Pr Jean-Yves Blay : C’est important d’informer le patient des effets secondaires qui peuvent survenir. Et encadrer son suivi avec des soins de supports qu’il faut prescrire d’emblée. Ils permettent de mieux supporter la chimiothérapie et tous les traitements en général. Par exemple, la fatigue : elle concerne 80 à 100% des malades soignés par chimiothérapie. Le temps où il leur était conseillé de se reposer semble révolu. A ce jour, l’activité physique est le seul traitement validé de la fatigue en cancérologie. Elle est particulièrement importante car elle agit contre tous les effets secondaires : par exemple, marcher régule le transit, diminue les nausées et les douleurs, stimule le mental. C’est fondamental !

 

TLM : Quel est le rôle du médecin généraliste : lui incombe-t-il de gérer les effets indésirables ?

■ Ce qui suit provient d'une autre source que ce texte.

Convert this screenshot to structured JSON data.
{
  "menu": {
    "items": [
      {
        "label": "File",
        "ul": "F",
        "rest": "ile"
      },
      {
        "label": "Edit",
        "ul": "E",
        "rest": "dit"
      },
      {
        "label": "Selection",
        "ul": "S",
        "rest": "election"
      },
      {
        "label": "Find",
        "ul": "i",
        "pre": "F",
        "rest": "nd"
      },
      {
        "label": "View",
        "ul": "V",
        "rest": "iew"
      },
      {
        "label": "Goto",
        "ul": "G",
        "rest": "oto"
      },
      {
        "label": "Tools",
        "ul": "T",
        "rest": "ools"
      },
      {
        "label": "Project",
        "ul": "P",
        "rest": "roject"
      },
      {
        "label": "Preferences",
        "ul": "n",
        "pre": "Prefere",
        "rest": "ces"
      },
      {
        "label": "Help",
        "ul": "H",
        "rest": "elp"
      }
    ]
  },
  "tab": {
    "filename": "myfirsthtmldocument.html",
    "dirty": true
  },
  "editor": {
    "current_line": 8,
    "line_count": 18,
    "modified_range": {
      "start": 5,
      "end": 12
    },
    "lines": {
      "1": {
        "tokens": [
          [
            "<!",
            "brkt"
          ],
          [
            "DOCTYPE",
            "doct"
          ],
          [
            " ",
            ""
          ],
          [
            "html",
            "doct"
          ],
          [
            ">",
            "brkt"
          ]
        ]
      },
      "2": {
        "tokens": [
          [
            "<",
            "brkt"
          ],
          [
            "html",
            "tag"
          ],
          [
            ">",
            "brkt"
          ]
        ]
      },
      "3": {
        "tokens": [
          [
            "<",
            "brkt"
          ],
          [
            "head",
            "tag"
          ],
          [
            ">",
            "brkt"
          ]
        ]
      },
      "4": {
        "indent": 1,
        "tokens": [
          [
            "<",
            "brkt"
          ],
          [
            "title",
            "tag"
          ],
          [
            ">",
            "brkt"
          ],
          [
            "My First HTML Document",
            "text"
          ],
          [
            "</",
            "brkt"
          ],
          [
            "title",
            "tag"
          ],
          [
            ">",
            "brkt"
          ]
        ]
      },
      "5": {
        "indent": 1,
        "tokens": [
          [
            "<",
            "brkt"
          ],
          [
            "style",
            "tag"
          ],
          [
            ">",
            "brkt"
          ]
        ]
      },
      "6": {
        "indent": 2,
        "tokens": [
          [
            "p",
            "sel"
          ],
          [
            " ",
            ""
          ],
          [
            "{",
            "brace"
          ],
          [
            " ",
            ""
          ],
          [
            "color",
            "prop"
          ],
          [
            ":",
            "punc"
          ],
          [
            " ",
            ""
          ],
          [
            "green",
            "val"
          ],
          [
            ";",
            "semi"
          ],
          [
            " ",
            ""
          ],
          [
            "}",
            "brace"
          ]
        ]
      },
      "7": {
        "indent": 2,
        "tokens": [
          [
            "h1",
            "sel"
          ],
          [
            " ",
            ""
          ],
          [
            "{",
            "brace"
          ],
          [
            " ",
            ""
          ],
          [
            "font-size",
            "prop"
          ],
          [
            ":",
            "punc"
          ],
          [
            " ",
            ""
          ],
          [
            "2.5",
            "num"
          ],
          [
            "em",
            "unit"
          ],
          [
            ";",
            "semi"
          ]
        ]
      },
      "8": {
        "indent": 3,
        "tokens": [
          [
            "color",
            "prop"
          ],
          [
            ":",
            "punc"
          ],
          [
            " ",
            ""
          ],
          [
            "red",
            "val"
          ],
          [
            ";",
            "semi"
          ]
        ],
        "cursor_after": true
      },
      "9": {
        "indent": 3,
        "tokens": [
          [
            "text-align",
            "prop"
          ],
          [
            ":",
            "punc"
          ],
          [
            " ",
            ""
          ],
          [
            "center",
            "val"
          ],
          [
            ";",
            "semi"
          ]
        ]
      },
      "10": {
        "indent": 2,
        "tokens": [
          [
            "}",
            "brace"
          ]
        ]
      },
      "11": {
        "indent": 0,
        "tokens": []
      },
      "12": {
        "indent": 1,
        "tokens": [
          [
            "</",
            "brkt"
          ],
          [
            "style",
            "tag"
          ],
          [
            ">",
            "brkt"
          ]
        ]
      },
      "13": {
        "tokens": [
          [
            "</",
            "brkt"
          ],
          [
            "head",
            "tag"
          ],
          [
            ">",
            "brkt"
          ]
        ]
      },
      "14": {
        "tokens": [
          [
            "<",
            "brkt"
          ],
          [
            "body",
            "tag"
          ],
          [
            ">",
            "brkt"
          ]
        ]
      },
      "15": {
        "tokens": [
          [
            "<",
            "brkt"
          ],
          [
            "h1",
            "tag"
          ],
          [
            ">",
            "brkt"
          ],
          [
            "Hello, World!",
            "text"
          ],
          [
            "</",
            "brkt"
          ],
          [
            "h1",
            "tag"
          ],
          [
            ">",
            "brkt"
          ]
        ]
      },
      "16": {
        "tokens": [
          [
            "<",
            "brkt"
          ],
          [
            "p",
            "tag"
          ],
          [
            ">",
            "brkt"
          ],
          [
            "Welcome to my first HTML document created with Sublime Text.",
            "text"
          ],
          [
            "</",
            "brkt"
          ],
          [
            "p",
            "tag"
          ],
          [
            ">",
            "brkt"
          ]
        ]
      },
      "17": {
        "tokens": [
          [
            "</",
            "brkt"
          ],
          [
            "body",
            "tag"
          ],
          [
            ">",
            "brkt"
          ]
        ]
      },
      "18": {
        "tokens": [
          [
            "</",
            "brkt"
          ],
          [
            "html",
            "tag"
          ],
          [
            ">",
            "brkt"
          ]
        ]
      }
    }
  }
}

Pr Jean-Yves Blay : Tous les médecins généralistes ne sont pas formés aux toxicités des chimiothérapies mais, en général, ils savent gérer seuls les effets secondaires simples des traitements. Quoi qu’il en soit, ils suivent le patient en concertation avec l’équipe de cancérologie. Si les effets secondaires sont complexes, ils doivent collaborer avec elle. C’est un travail important qui favorise le lien ville/hôpital. Mais beaucoup de généralistes sont débordés et orientent le patient en consultation d’urgence en cas de doute : il ne faut surtout pas hésiter à le faire.